Normal space again, but just in that short burst they were between star systems, somewhere uncharted.
‘Any sign of it?’
‘No enemy in range.’
‘We can’t risk going anywhere near B’tar and lead them there,’ Zoraina thought out loud.
‘Affirmative. Do you have an alternative?’
‘Well I guess the only other place I could seek sanctuary is the Elusiver home world, but I’m also guessing that that’s out of the question.’
‘Affirmative.’
‘Then there’s only one other planet. Earth.’
‘We are approximately seven thousand light years from Earth with only enough reserves for point five percent of that.’
‘Shit.’
‘There is a contingency. I can use the local stars to refuel.’
‘How long?’
‘Until Earth? In total approximately one hundred and twenty hours.’

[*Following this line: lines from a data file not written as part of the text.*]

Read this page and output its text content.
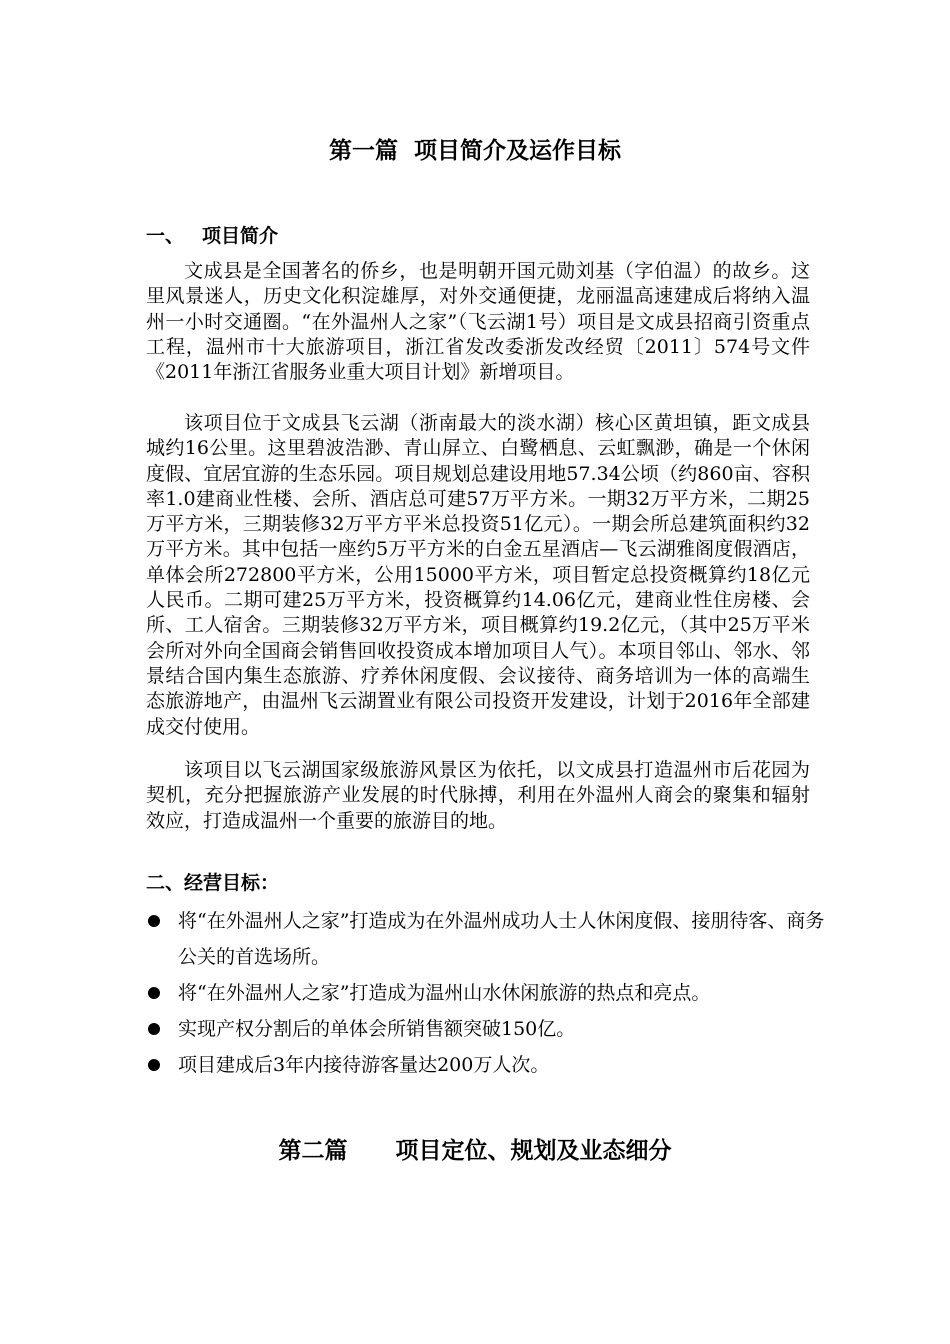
第一篇  项目简介及运作目标
一、 项目简介

文成县是全国著名的侨乡，也是明朝开国元勋刘基（字伯温）的故乡。这里风景迷人，历史文化积淀雄厚，对外交通便捷，龙丽温高速建成后将纳入温州一小时交通圈。“在外温州人之家”（飞云湖1号）项目是文成县招商引资重点工程，温州市十大旅游项目，浙江省发改委浙发改经贸〔2011〕574号文件《2011年浙江省服务业重大项目计划》新增项目。

该项目位于文成县飞云湖（浙南最大的淡水湖）核心区黄坦镇，距文成县城约16公里。这里碧波浩渺、青山屏立、白鹭栖息、云虹飘渺，确是一个休闲度假、宜居宜游的生态乐园。项目规划总建设用地57.34公顷（约860亩、容积率1.0建商业性楼、会所、酒店总可建57万平方米。一期32万平方米，二期25万平方米，三期装修32万平方平米总投资51亿元）。一期会所总建筑面积约32万平方米。其中包括一座约5万平方米的白金五星酒店—飞云湖雅阁度假酒店，单体会所272800平方米，公用15000平方米，项目暂定总投资概算约18亿元人民币。二期可建25万平方米，投资概算约14.06亿元，建商业性住房楼、会所、工人宿舍。三期装修32万平方米，项目概算约19.2亿元，（其中25万平米会所对外向全国商会销售回收投资成本增加项目人气）。本项目邻山、邻水、邻景结合国内集生态旅游、疗养休闲度假、会议接待、商务培训为一体的高端生态旅游地产，由温州飞云湖置业有限公司投资开发建设，计划于2016年全部建成交付使用。

该项目以飞云湖国家级旅游风景区为依托，以文成县打造温州市后花园为契机，充分把握旅游产业发展的时代脉搏，利用在外温州人商会的聚集和辐射效应，打造成温州一个重要的旅游目的地。

二、经营目标：
将“在外温州人之家”打造成为在外温州成功人士人休闲度假、接朋待客、商务公关的首选场所。
将“在外温州人之家”打造成为温州山水休闲旅游的热点和亮点。
实现产权分割后的单体会所销售额突破150亿。
项目建成后3年内接待游客量达200万人次。
第二篇      项目定位、规划及业态细分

She wondered silently, would that be enough time before … before the end? Yet she doubted they ever would succeed anyway in erasing time – that it would be such a straightforward procedure, that the Kintra did not already know about it, doing everything in their power to stop it.

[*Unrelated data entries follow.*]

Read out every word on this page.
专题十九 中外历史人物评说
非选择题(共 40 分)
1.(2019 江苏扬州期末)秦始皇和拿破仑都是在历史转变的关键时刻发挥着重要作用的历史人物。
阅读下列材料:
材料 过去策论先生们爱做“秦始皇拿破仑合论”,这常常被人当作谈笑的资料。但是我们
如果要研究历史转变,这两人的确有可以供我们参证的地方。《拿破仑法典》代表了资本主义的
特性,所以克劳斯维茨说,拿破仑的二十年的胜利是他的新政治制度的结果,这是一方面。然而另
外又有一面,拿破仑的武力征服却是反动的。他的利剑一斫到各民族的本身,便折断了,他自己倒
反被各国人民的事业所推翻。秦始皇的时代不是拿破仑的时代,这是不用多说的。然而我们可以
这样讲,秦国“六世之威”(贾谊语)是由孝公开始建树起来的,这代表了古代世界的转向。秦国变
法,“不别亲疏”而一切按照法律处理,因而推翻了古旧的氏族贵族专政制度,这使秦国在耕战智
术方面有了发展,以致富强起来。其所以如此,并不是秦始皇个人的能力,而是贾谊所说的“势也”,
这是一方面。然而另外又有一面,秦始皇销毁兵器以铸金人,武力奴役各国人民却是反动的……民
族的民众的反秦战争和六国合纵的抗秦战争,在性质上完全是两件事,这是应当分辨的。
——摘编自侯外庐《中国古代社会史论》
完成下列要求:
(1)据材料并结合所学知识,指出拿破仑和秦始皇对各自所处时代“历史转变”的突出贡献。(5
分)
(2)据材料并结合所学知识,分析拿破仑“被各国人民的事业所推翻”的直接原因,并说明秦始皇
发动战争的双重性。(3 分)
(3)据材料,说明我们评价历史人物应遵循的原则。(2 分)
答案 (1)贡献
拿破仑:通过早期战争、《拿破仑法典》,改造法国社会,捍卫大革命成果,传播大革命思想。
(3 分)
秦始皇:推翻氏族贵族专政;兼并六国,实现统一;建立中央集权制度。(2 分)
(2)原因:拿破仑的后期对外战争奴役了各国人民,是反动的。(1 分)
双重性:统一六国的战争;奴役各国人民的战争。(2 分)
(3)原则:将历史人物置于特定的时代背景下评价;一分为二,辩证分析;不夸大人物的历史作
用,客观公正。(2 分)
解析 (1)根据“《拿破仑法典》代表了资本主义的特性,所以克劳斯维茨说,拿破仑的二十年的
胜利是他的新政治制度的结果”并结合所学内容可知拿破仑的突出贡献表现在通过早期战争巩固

‘Computer. I wish to be unconscious until we reach Earth, unless we are in danger … or: it begins, I mean the end – temporal erasure, before the field reaches us.’
‘Temporal spacial anomaly. I understand.’
She was instructed to lay on a couch in the darkened med room, then to don the headband suspended over her. Such a simple looking device. She could feel mild electrical pulses, then coloured status light of the equipment receding to insignificance along with everything else. It was bliss.
* * *
79
Roidon used the precision lasers of the Kintra ship to cut a hole in the hatch leading to the underground complex. It was possible the weapons on
this vessel could destroy the entire network, but that was a sure way to attract attention from light years away. No, there was a more personal way of eliminating the benighted masses.
Undetected by even the lighting sensors, Roidon entered the vast dark chamber. As far as his ship told him, there were no Kintra left, not even the odd service drone nearby; Earth was now considered to be a lost world. No, an irrelevant world.
He’d been wanting to do this for so long; such a simple act of destruction. What those remaining captured were still experiencing he could not know for sure, but he knew the artificially generated reality had not been checked, or maintained in any way. The pods had a basic status display panel of rotating flashing lights alternating from amber to red, which at the most cursory glance gave the impression of them being in a parlous state. Well, they had to be by now. He opened the first pod with a simple press of a button to reveal a metallic humanoid.
He then opened a file to record, to be stored in some neigh on indestructible recess in his head.